Cash: The most challenging thing about working with three very different narrators was tracing each character’s individual knowledge of events as the plot moved forward. No one knew the entire story, but it was important for the reader to know it, so I had to find a way for the characters to stay true to their experience and their knowledge of events while also finding a way to give a full accounting of what happened.
Chapter 16: A Land More Kind Than Home deals beautifully with delicate questions of faith. As you wrote, did you find you had a particular reader in mind—one who believes, one who doesn’t, or one who wants to?
Cash: I probably spent more time thinking about how folks would react in general. I didn’t really have an ideal reader in mind when writing about faith or about the region, but I was afraid that my portrayal of these things wouldn’t ring true to folks who valued them. That was a fear in the back of my mind.
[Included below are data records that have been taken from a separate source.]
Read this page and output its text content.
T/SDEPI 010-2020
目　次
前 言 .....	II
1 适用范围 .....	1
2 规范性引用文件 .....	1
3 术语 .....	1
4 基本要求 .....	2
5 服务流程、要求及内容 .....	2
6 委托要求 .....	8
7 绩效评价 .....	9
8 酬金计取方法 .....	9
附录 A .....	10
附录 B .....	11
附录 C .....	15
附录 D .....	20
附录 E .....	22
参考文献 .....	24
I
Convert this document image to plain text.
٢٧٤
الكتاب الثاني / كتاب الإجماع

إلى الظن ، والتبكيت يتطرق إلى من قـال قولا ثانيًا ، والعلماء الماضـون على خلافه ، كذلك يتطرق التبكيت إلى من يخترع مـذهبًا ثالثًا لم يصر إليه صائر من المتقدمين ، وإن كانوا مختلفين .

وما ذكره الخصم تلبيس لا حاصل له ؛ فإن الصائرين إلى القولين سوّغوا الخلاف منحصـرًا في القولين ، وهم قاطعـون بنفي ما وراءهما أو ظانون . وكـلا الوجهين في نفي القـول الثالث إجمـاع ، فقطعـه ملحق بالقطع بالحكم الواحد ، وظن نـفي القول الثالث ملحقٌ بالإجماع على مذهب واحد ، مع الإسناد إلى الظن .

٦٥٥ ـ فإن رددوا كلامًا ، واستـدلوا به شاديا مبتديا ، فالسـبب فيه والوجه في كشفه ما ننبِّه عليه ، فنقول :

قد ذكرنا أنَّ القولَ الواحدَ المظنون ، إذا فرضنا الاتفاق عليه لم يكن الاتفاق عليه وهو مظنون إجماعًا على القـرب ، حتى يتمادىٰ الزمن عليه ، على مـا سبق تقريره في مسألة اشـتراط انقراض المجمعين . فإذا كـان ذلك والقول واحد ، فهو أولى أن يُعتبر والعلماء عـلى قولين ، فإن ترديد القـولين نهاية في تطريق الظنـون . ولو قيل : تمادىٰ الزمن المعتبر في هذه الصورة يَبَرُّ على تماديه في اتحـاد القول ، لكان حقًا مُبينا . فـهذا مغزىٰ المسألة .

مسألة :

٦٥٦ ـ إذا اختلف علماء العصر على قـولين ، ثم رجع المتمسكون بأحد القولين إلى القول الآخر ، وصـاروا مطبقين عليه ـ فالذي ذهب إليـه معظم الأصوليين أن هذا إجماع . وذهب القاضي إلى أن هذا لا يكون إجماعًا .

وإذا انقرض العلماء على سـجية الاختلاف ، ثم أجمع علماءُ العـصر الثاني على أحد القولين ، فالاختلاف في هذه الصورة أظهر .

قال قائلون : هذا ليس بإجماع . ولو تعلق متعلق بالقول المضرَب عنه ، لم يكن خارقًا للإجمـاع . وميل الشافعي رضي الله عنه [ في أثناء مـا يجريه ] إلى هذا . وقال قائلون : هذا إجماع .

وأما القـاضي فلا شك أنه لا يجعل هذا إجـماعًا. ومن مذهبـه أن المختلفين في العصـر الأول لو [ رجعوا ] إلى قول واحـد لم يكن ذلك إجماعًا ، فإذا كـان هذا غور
Chapter 16: In other interviews, you’ve mentioned the influences of Thomas Wolfe and Ernest J. Gaines on your development as a writer. Are there other authors whose influence you find traces of in your writing?
Cash: All Southern writers have been influenced by Faulkner, even if they’ve never read him; he’s the specter that hangs over us all. My more contemporary influences are Tom Franklin, Ron Rash, Bobbie Ann Mason. From Wolfe I got the idea that you could write about home after leaving it; from Gaines I got a sense of the style I wanted to emulate.
Chapter 16: Place plays such an enormous role in A Land More Kind Than Home. Do you feel that as a Southern writer this will be a constant in your work, or was it this particular story that necessitated the attention to setting?
Cash: Place in a novel or story is just as important as character to me. I like my settings to feel rich and vibrant, even if they’re stark. I also appreciate the ways characters are limited or buoyed by landscape. I like writing about people who are from a place and honor it in ways that are apparent to the reader.
Chapter 16: What emotion does Addie evoke in you as her creator? Did you find her or Jess or Clem fighting to take over the whole of the story?
Cash: Addie is a nurturing figure, and this novel is so tough and tragic that I often felt her wanting to wrap her arms around it. She’s really the soul of this novel. Jess is its wonder, and Clem is its rationale. I think they balance one another.
Chapter 16: In discussing A Land More Kind Than Home, you’ve mentioned that it began as a short story in response to a news story. How does what happens in the world around you influence your writing?
Cash: I’m a pretty local writer, so even if something happens in China, if I want to write about it my impulse is to pick it up and move it to North Carolina. I try to see things through my own lens. We do that anyway as people; I try to be honest about it in my work.
Chapter 16: How has studying literature altered or imprinted itself on your writing? Would you be a different writer if you hadn’t pursued three degrees in English?
Cash: Studying literature has made me aware of what’s out there. There are no new stories to be written or told, so you’d better see what’s been done and figure out ways to make those stories your own. Also, you won’t learn to be a better writer if you only read your own work.
Wiley Cash will have two public events in Tennessee: on February 21 at 6 p.m. at The Booksellers and Laurelwood in Memphis, he will discuss A Land More Kind Than Home in a live interview with Courtney Miller Santo, author of The Roots of the Olive Tree. On April 20 at 1 p.m., he will give a reading at Union Ave. Books in Knoxville. Both events are free and open to the public.